A literal set is created by summing up elements between curly braces `{}`. It is allowed to add duplicates, but as you can see, the end result is that every value only appears once. 

In [None]:
places = {'Delft', 'Amsterdam', 'Delft', 'Leiden'}

In [None]:
places

Typical use of sets is to efficiently maintain a collection of unique values, quickly check if a value is in a set and to iterate over a set. The following table lists common operations on sets:

In [None]:
a = {2, 5, 3, 5}
b = {5, 4, 2}

| code | result | comment |
|:-----|:-------|:--------|
| 2 in a | True | True is the given element is in the set |
| a.add(9) | a == {2, 3, 5, 9} | adds an elemment to the set |
| a.remove(2) | a == {3, 5} | removes an element from a set |
| len(a) | 3 | A list is just like any iterable collection, however, note that elements are unique |
| sum(a) | 10 |  |
| set([1, 1, 2]) | {1, 2} | creates a set from the unique elements in a list |
| a.union(b) | {2, 3, 4, 5} | returns a union of two sets (a remains unchanged) |
| a.intersect(b) | {2, 5} | returns the intersect between two sets |

The last few examples show that we can apply set-operations on sets, therefore there are also function to check `issubset` and to get the `difference` between two sets. 
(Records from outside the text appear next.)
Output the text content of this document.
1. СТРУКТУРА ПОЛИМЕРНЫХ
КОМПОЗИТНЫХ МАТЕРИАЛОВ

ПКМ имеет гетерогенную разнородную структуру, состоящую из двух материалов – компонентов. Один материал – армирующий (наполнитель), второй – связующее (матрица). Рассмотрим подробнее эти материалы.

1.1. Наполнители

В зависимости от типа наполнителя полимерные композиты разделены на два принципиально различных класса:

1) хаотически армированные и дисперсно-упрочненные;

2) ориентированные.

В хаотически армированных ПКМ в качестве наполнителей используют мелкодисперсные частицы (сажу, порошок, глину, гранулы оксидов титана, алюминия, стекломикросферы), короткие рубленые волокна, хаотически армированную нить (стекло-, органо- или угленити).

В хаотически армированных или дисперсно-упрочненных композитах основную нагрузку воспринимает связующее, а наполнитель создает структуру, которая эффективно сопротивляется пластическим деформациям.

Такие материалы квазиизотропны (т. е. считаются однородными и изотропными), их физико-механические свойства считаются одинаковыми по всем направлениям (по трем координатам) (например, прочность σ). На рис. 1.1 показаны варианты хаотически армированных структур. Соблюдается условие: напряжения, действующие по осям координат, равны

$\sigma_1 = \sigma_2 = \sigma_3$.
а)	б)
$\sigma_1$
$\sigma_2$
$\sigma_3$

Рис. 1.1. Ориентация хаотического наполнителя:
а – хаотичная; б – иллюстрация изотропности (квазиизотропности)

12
There are also some operations on lists that cannot be applied to sets: indexing, slicing, sorting, inserting at a position. Note that although it may seem that sets are sorted, there is no guarantee that they are. 

# Assignments

#### Check if the value 3 and 5 are in `b`, in one expression

In [None]:
b = {3, 5, 7}

In [None]:
%%assignment
# YOUR CODE HERE

In [None]:
%%check
b = {3, 7, 8}
not result
b = {5, 7, 9}
not result
b = {3, 5, 7}
result

#### Create a literal set `vowel`, with the vowels 'a', 'e', 'i', 'o', 'u'.

In [None]:
%%assignment
# YOUR CODE HERE

In [None]:
%%check
len(vowel) == 5
'aeiou' == ''.join(sorted(vowel))

#### Write a function `check_vowel`, that takes a `character` and returns True if the character is a vowel, or False otherwise.
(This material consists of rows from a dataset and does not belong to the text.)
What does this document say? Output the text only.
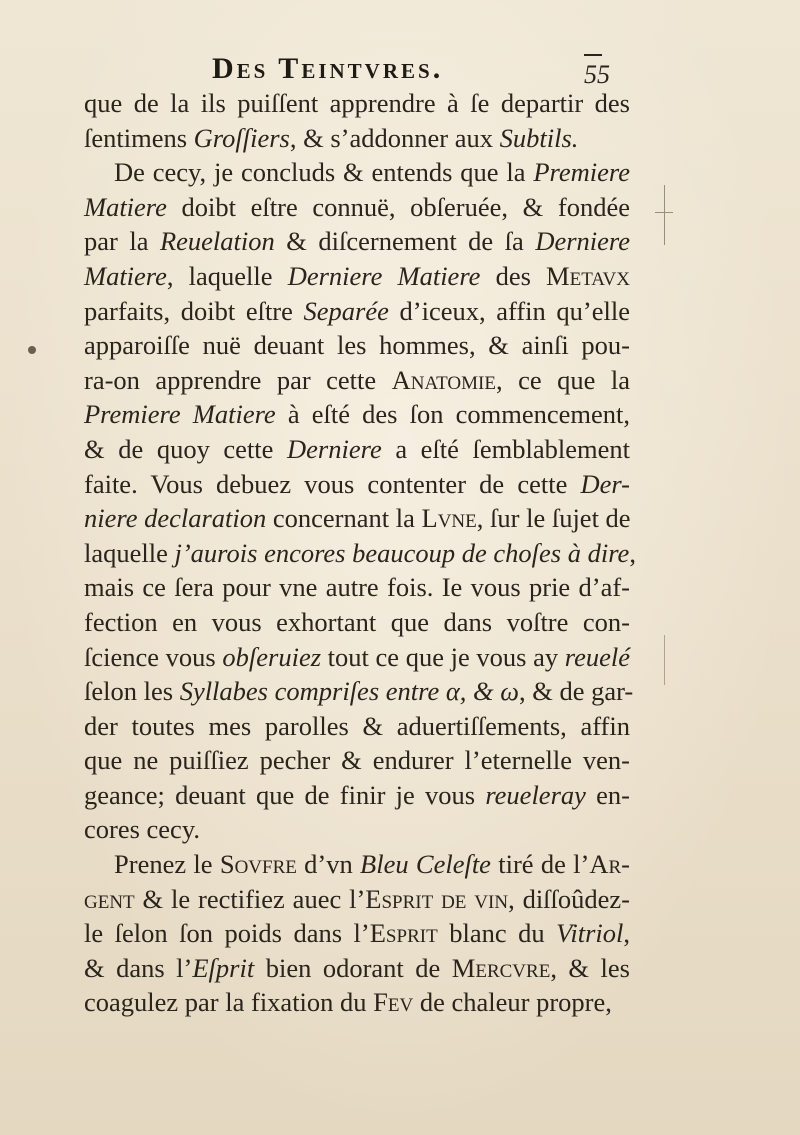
Des Teintvres.	55
que de la ils puiſſent apprendre à ſe departir des
ſentimens Groſſiers, & s’addonner aux Subtils.
De cecy, je concluds & entends que la Premiere
Matiere doibt eſtre connuë, obſeruée, & fondée
par la Reuelation & diſcernement de ſa Derniere
Matiere, laquelle Derniere Matiere des Metavx
parfaits, doibt eſtre Separée d’iceux, affin qu’elle
apparoiſſe nuë deuant les hommes, & ainſi pou-
ra-on apprendre par cette Anatomie, ce que la
Premiere Matiere à eſté des ſon commencement,
& de quoy cette Derniere a eſté ſemblablement
faite. Vous debuez vous contenter de cette Der-
niere declaration concernant la Lvne, ſur le ſujet de
laquelle j’aurois encores beaucoup de choſes à dire,
mais ce ſera pour vne autre fois. Ie vous prie d’af-
fection en vous exhortant que dans voſtre con-
ſcience vous obſeruiez tout ce que je vous ay reuelé
ſelon les Syllabes compriſes entre α, & ω, & de gar-
der toutes mes parolles & aduertiſſements, affin
que ne puiſſiez pecher & endurer l’eternelle ven-
geance; deuant que de finir je vous reueleray en-
cores cecy.
Prenez le Sovfre d’vn Bleu Celeſte tiré de l’Ar-
gent & le rectifiez auec l’Esprit de vin, diſſoûdez-
le ſelon ſon poids dans l’Esprit blanc du Vitriol,
& dans l’Eſprit bien odorant de Mercvre, & les
coagulez par la fixation du Fev de chaleur propre,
Note, you do not need use and `if` and return a True/False, since a comparison is already a Boolean, you can just return the result of a comparison.

In [None]:
%%assignment
# YOUR CODE HERE

In [None]:
%%check
signature check_vowel character
vowel = 'aeiou'
all(map(check_vowel, 'aeiou')) # Your check_vowel function does not return True for every vowel
import string
sum(map(check_vowel, string.ascii_lowercase)) == 5

# Set vs List

Note that for this last assignment, we could have used a `list` instead of a `set`. However, the lookup done with the `in` operator in a `set` is a magnitude faster. Therefore, for large collections, you will prefer to use sets to do lookups.

We will do a little experiment, we will use a set and list that are populated with all even numbers smaller than 1 million.

In [None]:
numbers_set = { i for i in range(1000000) if i % 2 == 0 }

In [None]:
numbers_list = [ i for i in range(1000000) if i % 2 == 0 ]

Then we do a hundred lookups in each of them. The %%time reports the time it takes to execute a cell.

In [None]:
%%time
for i in range(1000):
    if i in numbers_set:
        pass

In [None]:
%%time
for i in range(1000):
    if i in numbers_list:
        pass

Since a µs is $10^{-6}$s, it is easy to see why we use sets, the lookups are around 40.000 times faster.